Sidang tidak akan dilanjutkan pemeriksaan saksi, ahli dan terdakwa.
Dalam putusan sela yang dibacakan pada Kamis (23/7/2026), majelis hakim menyatakan surat dakwaan Jaksa Penuntut Umum tidak dapat diterima dan menyatakan batal demi hukum.
Hakim menilai dikabulkannya poin utama dalam penasihat hukum terdakwa membuat materi lainnya tidak perlu lagi dipertimbangkan oleh pengadilan.
Lebih lanjut hakim juga memerintahkan pihak kejaksaan untuk menarik kembali berkas perkara beserta seluruh barang bukti yang telah diserahkan kepada pengadilan.
"Mengadili permohonan tim advokat diterima dan dakwaan JPU batal demi hukum dikabulkan, oleh karena itu materi perlawanan yang lain tidak perlu dipertimbangkan," ujar Ketua Majelis Hakim, Christina Endarwati dalam sidang putusan sela di Pengadilan Negeri Jakarta Timur, Kamis (23/7/2026).
Baca juga: Sebut Jokowi Tak Pernah Hadir di Acara UGM, Dokter Tifa: Anies dan Ganjar Hadir Setiap Tahun
Sebelum itu, Dokter Tifa mengaku sudah menyiapkan diri sepenuhnya untuk mendengarkan putusan majelis hakim atas nota keberatan atau eksepsi yang diajukannya.
"Persiapan hari ini ya tentu saja kita sudah siap lahir dan batin ya, karena hari ini adalah penentuan apakah eksepsi kita diterima atau ditolak," ujar dr Tifa saat ditemui sebelum memasuki ruang sidang di Pengadilan Negeri Jakarta Timur, Kamis pagi.
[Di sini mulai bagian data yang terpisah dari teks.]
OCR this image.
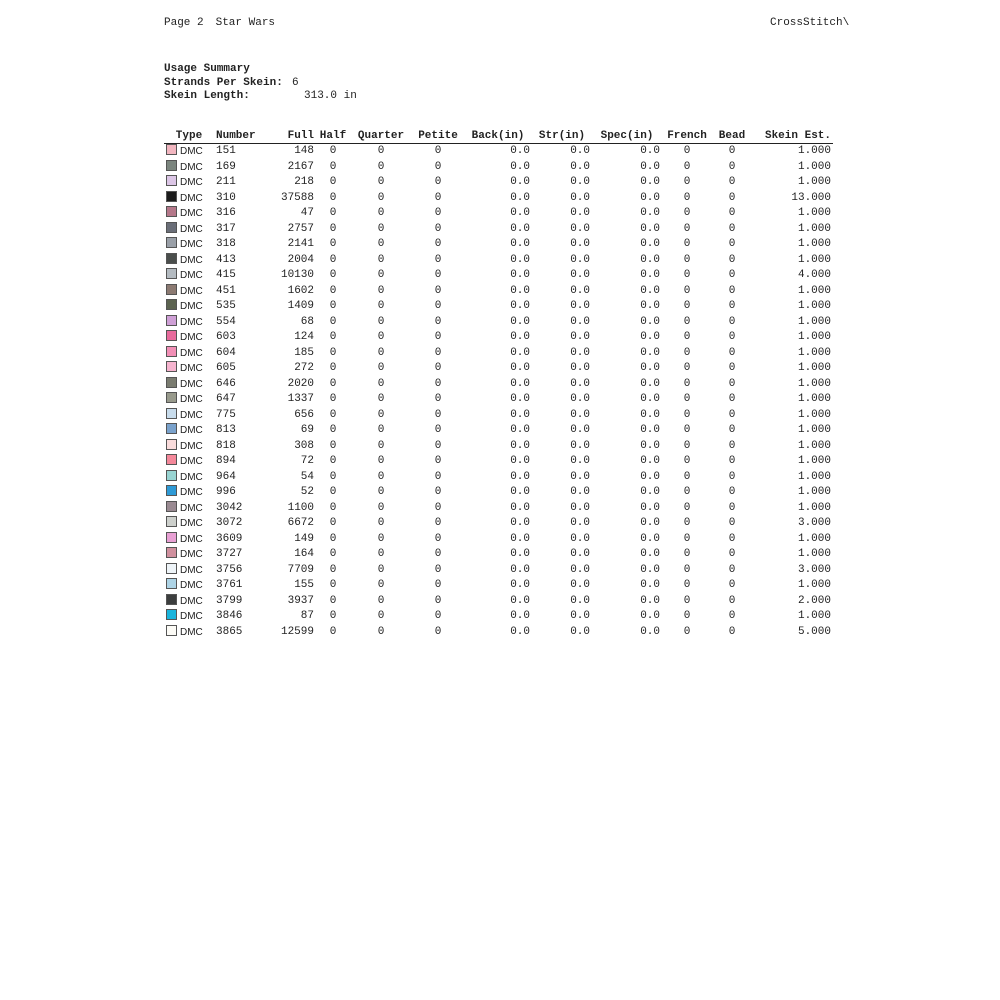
Page 2 Star Wars	CrossStitch\
Usage Summary
Strands Per Skein: 6
Skein Length:	313.0 in
Type	Number	Full	Half	Quarter	Petite	Back(in)	Str(in)	Spec(in)	French	Bead	Skein Est.
DMC	151	148	0	0	0	0.0	0.0	0.0	0	0	1.000
DMC	169	2167	0	0	0	0.0	0.0	0.0	0	0	1.000
DMC	211	218	0	0	0	0.0	0.0	0.0	0	0	1.000
DMC	310	37588	0	0	0	0.0	0.0	0.0	0	0	13.000
DMC	316	47	0	0	0	0.0	0.0	0.0	0	0	1.000
DMC	317	2757	0	0	0	0.0	0.0	0.0	0	0	1.000
DMC	318	2141	0	0	0	0.0	0.0	0.0	0	0	1.000
DMC	413	2004	0	0	0	0.0	0.0	0.0	0	0	1.000
DMC	415	10130	0	0	0	0.0	0.0	0.0	0	0	4.000
DMC	451	1602	0	0	0	0.0	0.0	0.0	0	0	1.000
DMC	535	1409	0	0	0	0.0	0.0	0.0	0	0	1.000
DMC	554	68	0	0	0	0.0	0.0	0.0	0	0	1.000
DMC	603	124	0	0	0	0.0	0.0	0.0	0	0	1.000
DMC	604	185	0	0	0	0.0	0.0	0.0	0	0	1.000
DMC	605	272	0	0	0	0.0	0.0	0.0	0	0	1.000
DMC	646	2020	0	0	0	0.0	0.0	0.0	0	0	1.000
DMC	647	1337	0	0	0	0.0	0.0	0.0	0	0	1.000
DMC	775	656	0	0	0	0.0	0.0	0.0	0	0	1.000
DMC	813	69	0	0	0	0.0	0.0	0.0	0	0	1.000
DMC	818	308	0	0	0	0.0	0.0	0.0	0	0	1.000
DMC	894	72	0	0	0	0.0	0.0	0.0	0	0	1.000
DMC	964	54	0	0	0	0.0	0.0	0.0	0	0	1.000
DMC	996	52	0	0	0	0.0	0.0	0.0	0	0	1.000
DMC	3042	1100	0	0	0	0.0	0.0	0.0	0	0	1.000
DMC	3072	6672	0	0	0	0.0	0.0	0.0	0	0	3.000
DMC	3609	149	0	0	0	0.0	0.0	0.0	0	0	1.000
DMC	3727	164	0	0	0	0.0	0.0	0.0	0	0	1.000
DMC	3756	7709	0	0	0	0.0	0.0	0.0	0	0	3.000
DMC	3761	155	0	0	0	0.0	0.0	0.0	0	0	1.000
DMC	3799	3937	0	0	0	0.0	0.0	0.0	0	0	2.000
DMC	3846	87	0	0	0	0.0	0.0	0.0	0	0	1.000
DMC	3865	12599	0	0	0	0.0	0.0	0.0	0	0	5.000
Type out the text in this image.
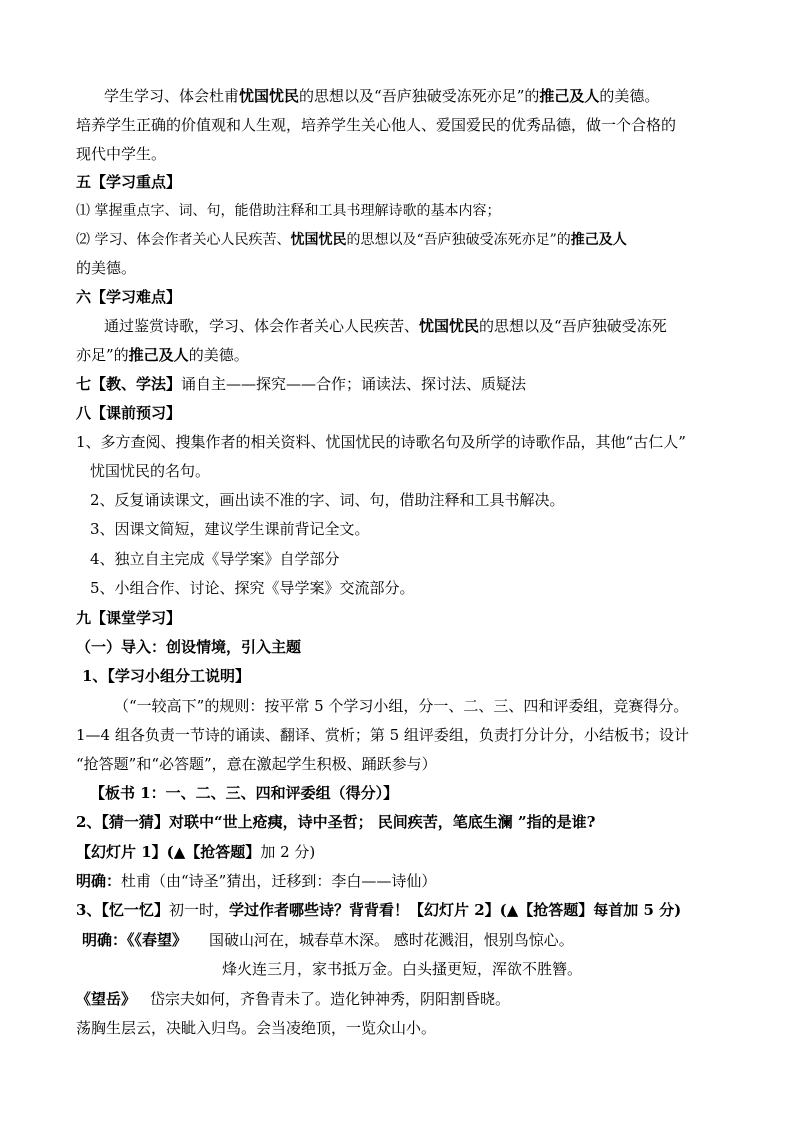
学生学习、体会杜甫忧国忧民的思想以及“吾庐独破受冻死亦足”的推己及人的美德。
培养学生正确的价值观和人生观，培养学生关心他人、爱国爱民的优秀品德，做一个合格的
现代中学生。
五【学习重点】
⑴ 掌握重点字、词、句，能借助注释和工具书理解诗歌的基本内容；
⑵ 学习、体会作者关心人民疾苦、忧国忧民的思想以及“吾庐独破受冻死亦足”的推己及人
的美德。
六【学习难点】
通过鉴赏诗歌，学习、体会作者关心人民疾苦、忧国忧民的思想以及“吾庐独破受冻死
亦足”的推己及人的美德。
七【教、学法】诵自主——探究——合作；诵读法、探讨法、质疑法
八【课前预习】
1、多方查阅、搜集作者的相关资料、忧国忧民的诗歌名句及所学的诗歌作品，其他“古仁人”
忧国忧民的名句。
2、反复诵读课文，画出读不准的字、词、句，借助注释和工具书解决。
3、因课文简短，建议学生课前背记全文。
4、独立自主完成《导学案》自学部分
5、小组合作、讨论、探究《导学案》交流部分。
九【课堂学习】
（一）导入：创设情境，引入主题
1、【学习小组分工说明】
（“一较高下”的规则：按平常 5 个学习小组，分一、二、三、四和评委组，竞赛得分。
1—4 组各负责一节诗的诵读、翻译、赏析；第 5 组评委组，负责打分计分，小结板书；设计
“抢答题”和“必答题”，意在激起学生积极、踊跃参与）
【板书 1：一、二、三、四和评委组（得分）】
2、【猜一猜】对联中“世上疮痍，诗中圣哲； 民间疾苦，笔底生澜 ”指的是谁?
【幻灯片 1】(▲【抢答题】加 2 分)
明确：杜甫（由“诗圣”猜出，迁移到：李白——诗仙）
3、【忆一忆】初一时，学过作者哪些诗？背背看！【幻灯片 2】(▲【抢答题】每首加 5 分)
明确：《《春望》 国破山河在，城春草木深。 感时花溅泪，恨别鸟惊心。
烽火连三月，家书抵万金。白头搔更短，浑欲不胜簪。
《望岳》 岱宗夫如何，齐鲁青未了。造化钟神秀，阴阳割昏晓。
荡胸生层云，决眦入归鸟。会当凌绝顶，一览众山小。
Dokter Tifa menjelaskan dirinya tidak mematok ekspektasi berlebih terhadap putusan yang akan diambil oleh majelis hakim.
Menurutnya, apapun hasil yang diputuskan oleh hakim, perjuangannya akan tetap berlanjut.
Ia menegaskan telah menyiapkan dua skenario sikap atas hasil putusan sela tersebut.
"Seandainya eksepsi kami diterima, kami mengucapkan Alhamdulillah. Perjuangan bisa diteruskan oleh banyak pihak," ungkapnya.
Namun, jika majelis hakim memutuskan untuk menolak eksepsinya dan melanjutkan perkara ke tahap pembuktian, dr Tifa mengaku tidak akan gentar.
"Tetapi apabila eksepsi ditolak, berarti kita mengucapkan Bismillah, kita akan maju terus untuk mengungkapkan kebenaran," tegas dr Tifa.